Its originator was Don Pedro Antonio de Aragon, a talented soldier with a very mystical bent. His sources of inspiration are now lost, but may have included Ukari mystics, his friend the Brother Battle Torquatus and the teachings of the heretic Zegai of Grail. The school of combat which he founded relies on developing and channeling the fighters instincts and passion ("let the hate flow...") as well as understanding and releasing the emotions of others. Dervishes proved to be shockingly effective in close combat and gave the Hazat a considerable advantage in assaults for several years, until the other Houses began to field their own. One suspicion is that the Imperial Eye subverted Hazat dervishes and spread their knowledge to the other Royal Houses. Rumours that Dervishim is related to Psi training or that the Dervish units include psychics have always been discouraged by the nobles that maintain them.

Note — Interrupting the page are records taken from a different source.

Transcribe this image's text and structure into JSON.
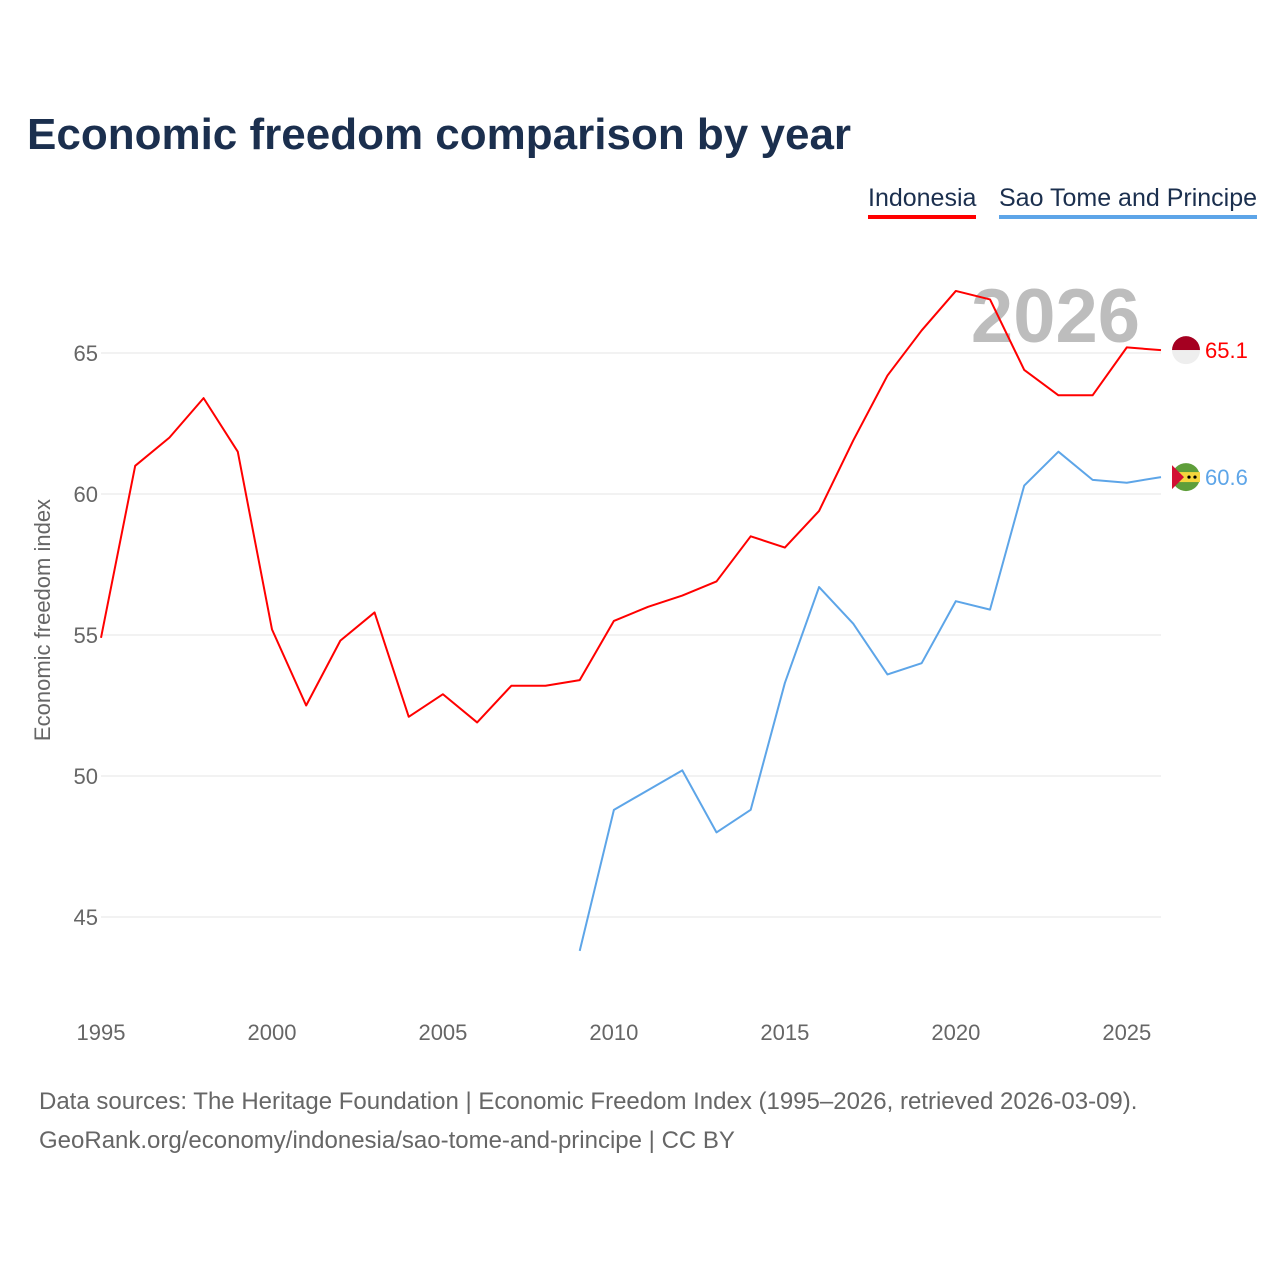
{
  "title": "Economic freedom comparison by year",
  "footer": {
    "line1": "Data sources: The Heritage Foundation | Economic Freedom Index (1995–2026, retrieved 2026-03-09).",
    "line2": "GeoRank.org/economy/indonesia/sao-tome-and-principe | CC BY"
  },
  "chart_data": {
    "type": "line",
    "title": "Economic freedom comparison by year",
    "xlabel": "",
    "ylabel": "Economic freedom index",
    "xlim": [
      1995,
      2026
    ],
    "ylim": [
      42,
      68
    ],
    "x_ticks": [
      1995,
      2000,
      2005,
      2010,
      2015,
      2020,
      2025
    ],
    "y_ticks": [
      45,
      50,
      55,
      60,
      65
    ],
    "grid": true,
    "legend_placement": "top-right",
    "year_watermark": "2026",
    "series": [
      {
        "name": "Indonesia",
        "color": "#ff0000",
        "end_label": "65.1",
        "x": [
          1995,
          1996,
          1997,
          1998,
          1999,
          2000,
          2001,
          2002,
          2003,
          2004,
          2005,
          2006,
          2007,
          2008,
          2009,
          2010,
          2011,
          2012,
          2013,
          2014,
          2015,
          2016,
          2017,
          2018,
          2019,
          2020,
          2021,
          2022,
          2023,
          2024,
          2025,
          2026
        ],
        "values": [
          54.9,
          61.0,
          62.0,
          63.4,
          61.5,
          55.2,
          52.5,
          54.8,
          55.8,
          52.1,
          52.9,
          51.9,
          53.2,
          53.2,
          53.4,
          55.5,
          56.0,
          56.4,
          56.9,
          58.5,
          58.1,
          59.4,
          61.9,
          64.2,
          65.8,
          67.2,
          66.9,
          64.4,
          63.5,
          63.5,
          65.2,
          65.1
        ]
      },
      {
        "name": "Sao Tome and Principe",
        "color": "#5da5e8",
        "end_label": "60.6",
        "x": [
          2009,
          2010,
          2011,
          2012,
          2013,
          2014,
          2015,
          2016,
          2017,
          2018,
          2019,
          2020,
          2021,
          2022,
          2023,
          2024,
          2025,
          2026
        ],
        "values": [
          43.8,
          48.8,
          49.5,
          50.2,
          48.0,
          48.8,
          53.3,
          56.7,
          55.4,
          53.6,
          54.0,
          56.2,
          55.9,
          60.3,
          61.5,
          60.5,
          60.4,
          60.6
        ]
      }
    ]
  }
}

Dervishim is limited to a small number of specialist troops because the practice requires dedication and a certain mind-set which is not compatible with normal military discipline. To be successful a Dervish must have both a strong will and a Passionate nature, and be willing to regularly deal with overwhelming emotions. Many Dervishes use drugs and music to fuel their passions, and a few are unbalanced enough not to need them. In fact the wildest offspring of some noble Houses have received Dervish training in order to teach them how to moderate their behaviour, a short-sighted policy because dervishim only channels strong emotion, it does not resolve it. Dervishes are known for their eccentricity and violent moods, popular stereotypes are the fervent crusader or driven avenger.

In combat Dervishes use fast Fencing attacks and straight-forwardly aggressive Martial Arts Actions. Impress, Vigour, Leadership and Stoic Mind are relevent but Dervishim is really a separate skill. Its first use is that it allows Dervishes to Incite their Passion with less justification than most people and adds to their Passion score for the roll (it still costs 1 Wyrd). Secondly, Dervishes who lose control of their Passions (i.e. fail a Calm roll or succeed a forced Passion roll) can attempt an Ego+Dervishim roll to channel their emotions into another action rather than following their first instinct (the effort costs 1 Wyrd if they succeed). Lastly, Dervishim can be used to compliment Impress and Leadership or generally influence moods in an area by the careful use of props - choosing appropriate music, colours, images etc. (something like feng shui). War-paint and battle-chants are often used to incite troops and increase an opponents fear.